Friday, June 30, 2006

The Zorn zone

The Festival International de Jazz de Montreal is on!

Last night we took in John Zorn's Acoustic Masada, an event I'd been looking forward to for half a year.

Phenomenal. I don't know how to begin to describe this music. It's deeply familiar, even while it's strange and I encounter parts of Zorn's project for the first time.

It reminds me of... everything.

His sax sounds like ducks and sick cows, and street traffic, hordes of forgotten people, there's a noise he sustains that sounds like a violin when you draw the bow across the strings on the wrong side of the bridge. I sat with my mouth open, watching a trumpet play percussion, and a bass sound like a piano, and drums like an intricate tap dance transforming into butter-leather butterflies and dipping into gritty 1950s movies set in New York. All the while, nostalgic melodies hover.

All this noise so clean and precise, each of the musicians completely in control, creating this energy, stealing it from everyone in the room, a palpable tension that suddenly breathed a collective breath, felt peace and calm, before again the collective soul filled with anger and melancholia and the adrenaline of building something wholly new out of something so very old.

From Wikipedia:
Masada is not so much a band as a musical project that John Zorn embarked upon in the early '90s. It is a collection of more than 200 short tunes that have been written in accordance with a number of rules. These include the maximum number of staves, the modes or scales that are used and the fact that they must be playable by any small group of instruments. Given the historical associations of the project's name (see Masada), the Hebrew titles of the compositions, and the Jewish imagery on the covers of the associated albums, Zorn was clearly exploring his Jewish roots. "The idea with Masada is to produce a sort of radical Jewish music, a new Jewish music which is not the traditional one in a different arrangement, but music for the Jews of today. The idea is to put Ornette Coleman and the Jewish scales together."


As for those historical associations, the Romans breached the wall of the fortress Masada in 73 CE:
When they entered the fortress, however, the Romans discovered that its approximately 1000 defenders had set all the buildings but the food storerooms ablaze and committed mass suicide rather than face certain capture or defeat by their enemies (which would probably have led to slavery or execution). Because the Judaism strongly discourages suicide, however, the defenders were reported to have drawn lots and slain each other in turn, down to the last man, who would be the only one to actually take his own life. The storerooms were apparently left standing to show that the defenders retained the ability to live and chose the time of their death.


I'm not sure what any of it means, and frankly for the timebeing I'd rather not consider its political implications — I don't think I'm mature enough to not let it spoil the music for me. The words, the titles are sufficiently vague, and Zorn is silent on any intent other than musical, that I'm comfortable with what meaning this music has for me.

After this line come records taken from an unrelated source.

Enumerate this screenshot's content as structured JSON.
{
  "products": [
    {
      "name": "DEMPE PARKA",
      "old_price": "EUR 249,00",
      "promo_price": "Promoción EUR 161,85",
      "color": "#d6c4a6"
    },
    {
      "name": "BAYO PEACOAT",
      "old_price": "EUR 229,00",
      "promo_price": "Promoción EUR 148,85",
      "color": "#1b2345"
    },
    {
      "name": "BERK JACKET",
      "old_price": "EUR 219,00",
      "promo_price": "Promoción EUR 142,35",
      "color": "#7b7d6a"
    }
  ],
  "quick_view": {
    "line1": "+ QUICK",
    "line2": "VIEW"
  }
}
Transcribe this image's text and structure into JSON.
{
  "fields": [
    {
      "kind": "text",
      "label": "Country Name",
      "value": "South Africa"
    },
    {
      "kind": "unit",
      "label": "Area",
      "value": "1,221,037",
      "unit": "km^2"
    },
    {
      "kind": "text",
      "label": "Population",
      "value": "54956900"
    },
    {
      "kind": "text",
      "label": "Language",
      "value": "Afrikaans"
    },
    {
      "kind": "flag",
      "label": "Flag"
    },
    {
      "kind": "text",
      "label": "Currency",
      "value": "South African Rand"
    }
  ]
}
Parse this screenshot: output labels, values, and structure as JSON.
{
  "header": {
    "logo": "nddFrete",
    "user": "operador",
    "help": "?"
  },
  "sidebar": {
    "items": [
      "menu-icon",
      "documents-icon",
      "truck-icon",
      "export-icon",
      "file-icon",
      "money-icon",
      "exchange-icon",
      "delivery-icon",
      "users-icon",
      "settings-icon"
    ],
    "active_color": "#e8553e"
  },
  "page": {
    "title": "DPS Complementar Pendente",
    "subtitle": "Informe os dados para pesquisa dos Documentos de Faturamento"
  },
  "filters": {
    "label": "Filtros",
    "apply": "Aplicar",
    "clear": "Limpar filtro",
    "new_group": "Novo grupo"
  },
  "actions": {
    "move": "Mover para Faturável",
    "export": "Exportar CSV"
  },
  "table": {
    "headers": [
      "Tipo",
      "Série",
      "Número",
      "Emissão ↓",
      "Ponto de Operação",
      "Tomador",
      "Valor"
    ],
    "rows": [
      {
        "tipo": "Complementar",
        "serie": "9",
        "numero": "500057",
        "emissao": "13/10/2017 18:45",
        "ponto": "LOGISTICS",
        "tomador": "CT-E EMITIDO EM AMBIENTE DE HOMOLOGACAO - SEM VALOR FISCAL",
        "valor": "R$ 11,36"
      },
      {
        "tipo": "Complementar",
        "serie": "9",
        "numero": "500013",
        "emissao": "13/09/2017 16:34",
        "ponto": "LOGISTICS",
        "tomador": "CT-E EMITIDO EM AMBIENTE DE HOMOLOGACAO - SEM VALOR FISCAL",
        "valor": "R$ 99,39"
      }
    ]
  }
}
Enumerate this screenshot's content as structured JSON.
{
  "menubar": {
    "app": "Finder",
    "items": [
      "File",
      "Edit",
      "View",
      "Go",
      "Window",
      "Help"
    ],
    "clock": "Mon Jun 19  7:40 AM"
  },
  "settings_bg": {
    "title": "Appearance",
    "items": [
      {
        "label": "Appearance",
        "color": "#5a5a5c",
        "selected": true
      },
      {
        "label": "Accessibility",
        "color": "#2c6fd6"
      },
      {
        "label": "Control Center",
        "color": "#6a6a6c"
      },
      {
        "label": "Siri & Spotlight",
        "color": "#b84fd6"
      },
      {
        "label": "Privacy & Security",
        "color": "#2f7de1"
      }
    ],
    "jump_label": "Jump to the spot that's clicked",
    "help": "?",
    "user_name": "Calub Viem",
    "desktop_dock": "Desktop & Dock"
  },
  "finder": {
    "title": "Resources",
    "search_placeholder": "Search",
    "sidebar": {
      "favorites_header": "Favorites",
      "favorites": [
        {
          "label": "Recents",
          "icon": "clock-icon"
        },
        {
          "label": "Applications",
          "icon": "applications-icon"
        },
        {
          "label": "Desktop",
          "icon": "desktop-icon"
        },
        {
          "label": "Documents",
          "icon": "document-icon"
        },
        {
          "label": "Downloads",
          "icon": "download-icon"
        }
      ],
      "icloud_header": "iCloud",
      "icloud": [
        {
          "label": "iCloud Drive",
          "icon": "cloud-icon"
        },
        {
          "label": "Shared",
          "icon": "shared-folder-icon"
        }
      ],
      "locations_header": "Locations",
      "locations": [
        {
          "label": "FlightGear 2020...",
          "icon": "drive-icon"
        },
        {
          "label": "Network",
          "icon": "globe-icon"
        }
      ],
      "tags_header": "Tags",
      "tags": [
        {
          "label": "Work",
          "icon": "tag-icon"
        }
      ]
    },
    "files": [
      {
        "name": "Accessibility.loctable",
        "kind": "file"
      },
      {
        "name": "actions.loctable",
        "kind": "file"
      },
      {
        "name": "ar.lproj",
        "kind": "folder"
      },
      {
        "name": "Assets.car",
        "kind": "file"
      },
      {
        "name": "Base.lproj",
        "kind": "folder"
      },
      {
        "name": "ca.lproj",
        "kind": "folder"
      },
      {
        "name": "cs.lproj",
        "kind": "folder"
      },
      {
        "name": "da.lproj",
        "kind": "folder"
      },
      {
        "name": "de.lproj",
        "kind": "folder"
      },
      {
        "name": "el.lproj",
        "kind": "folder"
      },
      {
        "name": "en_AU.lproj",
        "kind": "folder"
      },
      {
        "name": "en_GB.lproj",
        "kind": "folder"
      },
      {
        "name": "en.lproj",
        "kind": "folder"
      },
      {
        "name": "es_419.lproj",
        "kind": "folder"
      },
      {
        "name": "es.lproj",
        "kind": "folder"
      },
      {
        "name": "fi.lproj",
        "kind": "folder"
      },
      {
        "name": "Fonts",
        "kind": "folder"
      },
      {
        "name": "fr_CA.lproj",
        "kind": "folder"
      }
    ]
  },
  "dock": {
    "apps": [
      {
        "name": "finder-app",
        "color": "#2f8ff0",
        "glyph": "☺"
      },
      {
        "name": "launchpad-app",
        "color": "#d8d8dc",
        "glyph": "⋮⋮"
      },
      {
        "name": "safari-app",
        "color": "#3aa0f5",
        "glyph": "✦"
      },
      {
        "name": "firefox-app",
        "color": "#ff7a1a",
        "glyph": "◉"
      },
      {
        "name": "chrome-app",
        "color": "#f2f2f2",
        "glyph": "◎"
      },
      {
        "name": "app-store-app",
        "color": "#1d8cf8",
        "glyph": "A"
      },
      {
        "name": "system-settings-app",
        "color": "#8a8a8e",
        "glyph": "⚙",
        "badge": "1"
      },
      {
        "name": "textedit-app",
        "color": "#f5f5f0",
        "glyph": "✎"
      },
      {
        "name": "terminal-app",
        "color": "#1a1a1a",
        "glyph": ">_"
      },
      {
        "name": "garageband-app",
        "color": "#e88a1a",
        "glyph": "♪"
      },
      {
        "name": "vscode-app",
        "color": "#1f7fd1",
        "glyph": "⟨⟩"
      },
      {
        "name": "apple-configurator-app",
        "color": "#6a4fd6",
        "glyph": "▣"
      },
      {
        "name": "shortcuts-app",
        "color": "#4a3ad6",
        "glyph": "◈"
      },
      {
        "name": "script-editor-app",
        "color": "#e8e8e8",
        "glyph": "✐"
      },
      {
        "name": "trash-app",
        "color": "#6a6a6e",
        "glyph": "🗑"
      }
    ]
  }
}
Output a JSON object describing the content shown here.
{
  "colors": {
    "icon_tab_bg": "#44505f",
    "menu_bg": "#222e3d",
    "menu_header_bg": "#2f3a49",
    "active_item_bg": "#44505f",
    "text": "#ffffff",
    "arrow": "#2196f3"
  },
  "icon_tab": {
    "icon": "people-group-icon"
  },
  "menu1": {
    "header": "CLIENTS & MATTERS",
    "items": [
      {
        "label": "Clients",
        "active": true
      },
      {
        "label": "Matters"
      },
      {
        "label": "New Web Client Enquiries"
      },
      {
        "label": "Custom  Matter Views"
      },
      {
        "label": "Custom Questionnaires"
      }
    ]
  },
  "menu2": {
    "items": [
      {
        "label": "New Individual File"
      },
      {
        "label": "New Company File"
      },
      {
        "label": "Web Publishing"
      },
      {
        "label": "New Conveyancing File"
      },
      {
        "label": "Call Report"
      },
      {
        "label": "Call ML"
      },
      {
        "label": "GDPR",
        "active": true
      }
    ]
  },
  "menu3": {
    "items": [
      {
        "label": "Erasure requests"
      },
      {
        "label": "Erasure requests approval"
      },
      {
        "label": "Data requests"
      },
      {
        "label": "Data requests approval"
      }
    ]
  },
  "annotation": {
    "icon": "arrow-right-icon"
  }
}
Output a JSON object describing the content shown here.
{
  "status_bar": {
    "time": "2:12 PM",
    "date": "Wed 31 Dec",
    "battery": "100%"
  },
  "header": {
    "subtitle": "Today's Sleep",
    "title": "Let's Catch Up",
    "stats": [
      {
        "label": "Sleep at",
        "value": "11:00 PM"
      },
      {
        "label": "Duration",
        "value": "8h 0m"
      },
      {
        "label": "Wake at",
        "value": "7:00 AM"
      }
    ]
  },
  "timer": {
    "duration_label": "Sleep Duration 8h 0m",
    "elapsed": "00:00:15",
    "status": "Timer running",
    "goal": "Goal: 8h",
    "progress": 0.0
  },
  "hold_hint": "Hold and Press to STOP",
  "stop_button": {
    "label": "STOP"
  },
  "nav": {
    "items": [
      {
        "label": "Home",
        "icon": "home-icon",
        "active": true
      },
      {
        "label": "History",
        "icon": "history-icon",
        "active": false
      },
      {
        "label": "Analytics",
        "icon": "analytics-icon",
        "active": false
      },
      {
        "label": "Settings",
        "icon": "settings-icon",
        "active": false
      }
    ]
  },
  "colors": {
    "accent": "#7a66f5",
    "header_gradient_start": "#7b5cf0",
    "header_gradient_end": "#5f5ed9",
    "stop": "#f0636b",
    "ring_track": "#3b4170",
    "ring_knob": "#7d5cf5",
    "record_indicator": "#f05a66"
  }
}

One recommendation for this show recognizes that:
It recalls the collective suicide of the Masada community in biblical Israel, but is more about music that gets to your gut. Zorn's original Masada quartet combines individual prowess in a collective spirit of creative renewal: trumpeter Dave Douglas, drummer Joey Baron and bassist Greg Cohen.


They're tight as a group, with Zorn obviously directing them, raising a leg (camouflage cargo pants) or jerking his head to adust their volumes, shift their tempos. The setting, at Place des Arts, was a bit formal for my liking, but I'm almost scared to consider what energy might be drawn and released elsewhere.

Two encores, refusing a third only, I think, out of sheer exhaustion.

The performance was recorded for Radio-Canada and will be broadcast July 16, 20:00 EST.